In 2017 my girlfriend Harriet and I spent much of our free time traveling the British Isles in search of the best places to cycle. During our university studies in London we went exploring our bikes a lot, including the last day of our freshman year to cycle to Portsmouth and then continue south to Barcelona. After college – and we didn’t know what to do next – we continued to cycle. This time we headed north to the Hebrides with our sleeping bags and saddlebags full of flapjacks.
Accompanied by a pod of dolphins, we traveled by ferry from Uig at the north end of Skye to Tarbert on Harris. We cycled south along the winding coastal road, past the ruins of traditional chimney-less dwellings for families and cattle blackened by the smoke that had passed through the thatched roof. The unique track, nicknamed the Golden Route because of the astronomical cost of its construction, plunged and plunged through rock pools, boulder fields and seaweed-strewn shores.
Unlike the roads of neighboring Skye, those of Lewis and Harris were almost traffic-free. In recent years, Skye has been in the news to be overrun with tourists keen to see the unique topography. The Skye Bridge, which opened in 1995, allows visitors to reach the most spectacular island in the Hebrides without having to board a ferry or be delayed by ‘heavy weather’ (as we were. on the way back).

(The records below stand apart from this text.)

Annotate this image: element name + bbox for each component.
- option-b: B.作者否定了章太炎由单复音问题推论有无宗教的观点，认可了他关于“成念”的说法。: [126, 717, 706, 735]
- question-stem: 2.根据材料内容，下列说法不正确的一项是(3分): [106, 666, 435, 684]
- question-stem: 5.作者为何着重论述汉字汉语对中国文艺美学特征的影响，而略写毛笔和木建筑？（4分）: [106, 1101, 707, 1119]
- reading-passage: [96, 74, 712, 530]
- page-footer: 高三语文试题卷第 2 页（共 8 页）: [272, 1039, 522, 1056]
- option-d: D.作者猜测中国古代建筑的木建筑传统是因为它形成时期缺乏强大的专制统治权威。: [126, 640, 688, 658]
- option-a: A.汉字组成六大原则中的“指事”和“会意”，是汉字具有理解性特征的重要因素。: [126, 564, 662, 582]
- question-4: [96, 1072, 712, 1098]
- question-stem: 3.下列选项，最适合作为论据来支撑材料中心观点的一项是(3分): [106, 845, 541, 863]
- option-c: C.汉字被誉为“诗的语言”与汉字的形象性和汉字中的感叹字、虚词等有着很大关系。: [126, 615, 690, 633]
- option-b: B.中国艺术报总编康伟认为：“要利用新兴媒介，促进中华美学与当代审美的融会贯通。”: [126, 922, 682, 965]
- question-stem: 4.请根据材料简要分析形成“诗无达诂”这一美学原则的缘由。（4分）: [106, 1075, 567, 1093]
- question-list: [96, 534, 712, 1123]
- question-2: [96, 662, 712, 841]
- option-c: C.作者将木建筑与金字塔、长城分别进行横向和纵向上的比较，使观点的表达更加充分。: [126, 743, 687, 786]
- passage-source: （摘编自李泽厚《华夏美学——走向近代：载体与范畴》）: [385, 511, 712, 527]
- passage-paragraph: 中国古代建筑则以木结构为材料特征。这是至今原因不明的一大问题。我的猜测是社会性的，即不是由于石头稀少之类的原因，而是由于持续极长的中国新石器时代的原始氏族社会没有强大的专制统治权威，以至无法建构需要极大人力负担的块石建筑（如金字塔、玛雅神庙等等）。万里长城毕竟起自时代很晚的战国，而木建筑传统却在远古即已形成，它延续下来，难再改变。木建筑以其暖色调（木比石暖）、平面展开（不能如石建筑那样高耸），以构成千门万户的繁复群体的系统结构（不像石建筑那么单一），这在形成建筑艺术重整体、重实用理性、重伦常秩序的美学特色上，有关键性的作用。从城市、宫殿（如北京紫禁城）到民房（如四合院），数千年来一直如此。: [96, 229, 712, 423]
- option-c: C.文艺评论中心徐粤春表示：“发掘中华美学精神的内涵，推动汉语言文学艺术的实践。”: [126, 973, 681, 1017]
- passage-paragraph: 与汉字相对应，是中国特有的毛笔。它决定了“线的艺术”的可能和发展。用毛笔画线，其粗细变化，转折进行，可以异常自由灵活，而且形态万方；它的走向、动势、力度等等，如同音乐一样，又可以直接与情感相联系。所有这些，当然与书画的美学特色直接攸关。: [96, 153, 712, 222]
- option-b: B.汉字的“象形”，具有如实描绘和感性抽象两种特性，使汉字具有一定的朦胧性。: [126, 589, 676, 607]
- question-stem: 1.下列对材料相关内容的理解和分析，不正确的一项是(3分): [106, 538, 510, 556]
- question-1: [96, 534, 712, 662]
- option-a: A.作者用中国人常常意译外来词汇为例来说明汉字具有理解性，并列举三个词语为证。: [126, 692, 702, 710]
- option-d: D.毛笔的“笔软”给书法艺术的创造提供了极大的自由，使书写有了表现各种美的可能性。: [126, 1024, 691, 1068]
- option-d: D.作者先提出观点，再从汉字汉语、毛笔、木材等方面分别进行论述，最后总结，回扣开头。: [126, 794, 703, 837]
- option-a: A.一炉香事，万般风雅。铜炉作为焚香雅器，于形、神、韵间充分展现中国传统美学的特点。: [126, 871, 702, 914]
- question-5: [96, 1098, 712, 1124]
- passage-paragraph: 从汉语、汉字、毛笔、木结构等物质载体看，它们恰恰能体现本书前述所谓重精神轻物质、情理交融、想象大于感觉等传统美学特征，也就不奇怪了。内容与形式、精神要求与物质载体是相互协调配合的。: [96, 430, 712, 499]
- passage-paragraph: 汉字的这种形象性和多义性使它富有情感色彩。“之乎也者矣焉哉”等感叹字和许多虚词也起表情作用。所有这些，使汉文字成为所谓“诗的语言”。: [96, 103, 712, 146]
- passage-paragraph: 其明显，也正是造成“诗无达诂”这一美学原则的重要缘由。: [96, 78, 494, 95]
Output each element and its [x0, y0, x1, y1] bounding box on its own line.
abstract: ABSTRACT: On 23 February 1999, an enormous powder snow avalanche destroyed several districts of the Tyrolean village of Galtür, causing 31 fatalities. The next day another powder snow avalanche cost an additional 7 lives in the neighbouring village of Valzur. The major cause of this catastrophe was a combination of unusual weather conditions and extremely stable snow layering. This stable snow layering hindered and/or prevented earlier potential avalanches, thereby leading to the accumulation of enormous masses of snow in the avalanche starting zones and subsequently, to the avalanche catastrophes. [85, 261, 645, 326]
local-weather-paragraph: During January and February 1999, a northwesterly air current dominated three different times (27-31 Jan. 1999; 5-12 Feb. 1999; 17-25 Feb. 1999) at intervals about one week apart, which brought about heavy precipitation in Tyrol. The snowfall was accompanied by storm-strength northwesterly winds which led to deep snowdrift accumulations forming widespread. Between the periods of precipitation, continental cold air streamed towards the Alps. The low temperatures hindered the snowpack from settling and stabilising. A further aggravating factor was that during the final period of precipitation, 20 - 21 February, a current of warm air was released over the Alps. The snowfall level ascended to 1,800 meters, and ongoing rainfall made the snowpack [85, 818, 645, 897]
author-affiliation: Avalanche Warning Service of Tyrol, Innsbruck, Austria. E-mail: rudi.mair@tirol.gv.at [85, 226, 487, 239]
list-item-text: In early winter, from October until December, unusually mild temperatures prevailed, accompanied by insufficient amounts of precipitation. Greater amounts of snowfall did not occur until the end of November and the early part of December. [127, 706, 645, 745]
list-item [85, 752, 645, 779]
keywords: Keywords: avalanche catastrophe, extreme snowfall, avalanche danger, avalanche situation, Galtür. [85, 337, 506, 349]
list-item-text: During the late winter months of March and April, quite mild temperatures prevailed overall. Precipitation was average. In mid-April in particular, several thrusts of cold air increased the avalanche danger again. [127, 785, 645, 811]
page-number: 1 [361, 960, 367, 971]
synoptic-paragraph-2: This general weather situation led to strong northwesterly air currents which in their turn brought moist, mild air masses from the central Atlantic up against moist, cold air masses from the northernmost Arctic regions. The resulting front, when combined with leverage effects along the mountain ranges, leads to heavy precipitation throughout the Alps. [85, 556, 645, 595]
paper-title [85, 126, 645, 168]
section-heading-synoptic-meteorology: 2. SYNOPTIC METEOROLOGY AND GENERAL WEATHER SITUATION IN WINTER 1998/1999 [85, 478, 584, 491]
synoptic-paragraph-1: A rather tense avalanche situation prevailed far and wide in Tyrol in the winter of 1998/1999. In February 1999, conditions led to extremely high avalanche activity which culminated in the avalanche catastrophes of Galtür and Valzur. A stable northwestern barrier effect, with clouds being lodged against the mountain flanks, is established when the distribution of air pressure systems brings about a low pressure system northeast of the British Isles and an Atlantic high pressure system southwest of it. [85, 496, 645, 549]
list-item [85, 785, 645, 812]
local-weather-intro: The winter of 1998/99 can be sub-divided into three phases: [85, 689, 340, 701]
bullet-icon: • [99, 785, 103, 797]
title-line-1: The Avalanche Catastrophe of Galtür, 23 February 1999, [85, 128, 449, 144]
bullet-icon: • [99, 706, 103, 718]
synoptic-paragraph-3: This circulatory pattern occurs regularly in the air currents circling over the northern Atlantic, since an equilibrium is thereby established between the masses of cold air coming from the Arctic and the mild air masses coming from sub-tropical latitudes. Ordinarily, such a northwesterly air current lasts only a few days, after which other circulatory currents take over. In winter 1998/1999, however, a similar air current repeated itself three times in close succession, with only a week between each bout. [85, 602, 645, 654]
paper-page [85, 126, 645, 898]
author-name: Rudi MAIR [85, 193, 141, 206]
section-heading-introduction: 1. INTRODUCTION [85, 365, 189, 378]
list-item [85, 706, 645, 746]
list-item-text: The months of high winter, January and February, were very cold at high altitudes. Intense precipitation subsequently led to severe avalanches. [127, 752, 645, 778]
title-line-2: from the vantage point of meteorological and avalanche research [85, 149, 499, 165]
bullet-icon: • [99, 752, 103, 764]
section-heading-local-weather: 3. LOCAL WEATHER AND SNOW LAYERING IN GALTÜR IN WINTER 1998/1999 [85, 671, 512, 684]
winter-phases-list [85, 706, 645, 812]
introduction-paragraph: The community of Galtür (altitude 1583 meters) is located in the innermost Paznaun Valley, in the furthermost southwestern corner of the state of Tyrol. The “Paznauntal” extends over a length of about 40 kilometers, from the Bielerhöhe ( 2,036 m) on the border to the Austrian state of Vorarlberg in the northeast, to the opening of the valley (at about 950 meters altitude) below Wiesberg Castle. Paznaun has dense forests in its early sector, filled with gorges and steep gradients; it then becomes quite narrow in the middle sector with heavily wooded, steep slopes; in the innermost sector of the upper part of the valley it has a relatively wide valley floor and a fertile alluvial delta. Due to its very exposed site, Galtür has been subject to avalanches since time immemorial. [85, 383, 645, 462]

Far fewer visitors cross the Minch to the Outer Hebrides, but tourism remains an important part of Lewis and Harris’ economy. As in the rest of Scotland, wild camping is permitted on almost any open land, but to ease the tension between strained local infrastructure and increasing tourist numbers, the West Harris Community Trust has come up with an ingenious initiative: asking motorhomes and motorhomes for a donation of £ 5 per night, payable online. Nearby tent pitches are always free to use, but donations are gratefully accepted.
The Trust seeks to “build a sustainable future” for the community of 150 people of West Harris. The money raised contributes to a community development fund to provide new opportunities, renewable energy and improved housing to help stop the downward trend in population.
This photograph was taken over the Lewis and Harris mountainous part (which is roughly divided into hilly Harris to the south and flatter Lewis to the north). It was the end of the day and we were looking for a place to camp in the giant echoing landscapes. We had been watching our front wheels closely for a while, focused on standing on the steep, cracked roads. It wasn’t until we stopped to catch our breath that we realized where we were, the sun setting over the road behind us. On second thought, there must be a metaphor where we were at this point in our lives. Back then, we were just happy to be there and thankful for the breath.